There’s all sorts of advice. There’s the vaunted Three Sisters method of companion planting, which is genuine Native American lore. Lore, in general, is a vital component of successful gardening. First you plant the corn. Then plant beans around it so they’ll have the corn to climb on, and then pop in some squash to act as a natural mulch and crowd out weeds. It’s a good start, but then you throw in a vanguard of marigolds to annoy the nematodes, surrounded by Brussels sprouts to repel the neighbors, and ring it all with explosives on a tripwire to thwart raccoons. All well and good but by now the raccoon population has learned to interpret airborne raccoon shrapnel as evidence the corn is ripe and currently unprotected.

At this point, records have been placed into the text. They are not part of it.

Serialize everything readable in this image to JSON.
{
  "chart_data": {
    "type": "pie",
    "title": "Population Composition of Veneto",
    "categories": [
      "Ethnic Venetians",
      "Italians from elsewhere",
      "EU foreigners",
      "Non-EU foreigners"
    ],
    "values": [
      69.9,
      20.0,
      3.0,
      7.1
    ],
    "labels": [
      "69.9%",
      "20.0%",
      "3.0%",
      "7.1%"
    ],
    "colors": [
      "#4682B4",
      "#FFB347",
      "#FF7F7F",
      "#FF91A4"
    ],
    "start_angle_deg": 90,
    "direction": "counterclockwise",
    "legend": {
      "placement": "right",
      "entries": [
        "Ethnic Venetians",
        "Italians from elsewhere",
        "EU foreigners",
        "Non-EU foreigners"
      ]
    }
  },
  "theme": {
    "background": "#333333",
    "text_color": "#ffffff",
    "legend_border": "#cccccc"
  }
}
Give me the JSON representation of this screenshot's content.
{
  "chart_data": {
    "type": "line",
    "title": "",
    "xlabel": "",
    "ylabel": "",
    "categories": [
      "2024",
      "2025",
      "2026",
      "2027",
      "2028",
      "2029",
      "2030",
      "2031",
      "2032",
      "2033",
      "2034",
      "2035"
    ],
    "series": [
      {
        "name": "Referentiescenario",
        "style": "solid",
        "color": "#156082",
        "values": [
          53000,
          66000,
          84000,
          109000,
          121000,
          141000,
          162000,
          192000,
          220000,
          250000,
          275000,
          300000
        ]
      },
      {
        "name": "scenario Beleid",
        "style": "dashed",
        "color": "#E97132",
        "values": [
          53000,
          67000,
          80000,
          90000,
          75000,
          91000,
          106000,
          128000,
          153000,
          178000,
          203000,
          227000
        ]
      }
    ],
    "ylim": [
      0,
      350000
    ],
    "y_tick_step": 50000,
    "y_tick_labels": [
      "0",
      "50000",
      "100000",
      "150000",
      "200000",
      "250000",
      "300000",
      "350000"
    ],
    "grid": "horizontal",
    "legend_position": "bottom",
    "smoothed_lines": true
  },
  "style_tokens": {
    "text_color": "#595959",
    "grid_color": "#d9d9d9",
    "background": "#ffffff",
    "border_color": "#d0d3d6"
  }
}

However, if you do have a good source of lore, you should apply it liberally. An example: it is considered helpful to bury a dead fish under your tomato plants. I’ve found it works just as well with a live one. And if your lore is stale, they’re always making it fresh. For instance, when I Googled blossom end rot—a familiar tomato affliction around here, wherein your tomato looks like it is rising from the grave—I quickly learn that it has to do with calcium uptake and consistent watering. One site suggested “3 Easy Steps to fix blossom end rot,” and included a photo of the proprietor, certifiably Earth Mama material. The first step was to throw out the affected tomatoes. The second was to water with powdered milk. A powdered milk cure has “lore” written all over it. Unfortunately—she goes on to report—she found out that plants can’t actually absorb calcium from powdered milk, but was unwilling to change the advice because (she admitted) then nobody would click on her site.
Well, there’s some consensus that tomatoes should be watered consistently, and in the morning, but I do not always have the New York Times Spelling Bee solved by noon, and frankly if anything in my garden needs to be watered consistently, it had better thrive in November. Me, I like to keep my garden guessing.
But here’s a tip. If you run across an antique aphorism that rhymes and has a nice rhythm to it, that’s a good sign. Sprinkle your plat when the sparrow sings flat and the spurge creeps long on the patio. If you can find it attributed to both Morgan Freeman and Ben Franklin, you can bet the ranch on it. As a combo, those two are loaded with gravitas.
Speaking of which, a handful of gravitas in the tomato hole at planting is said to ward off frivolity.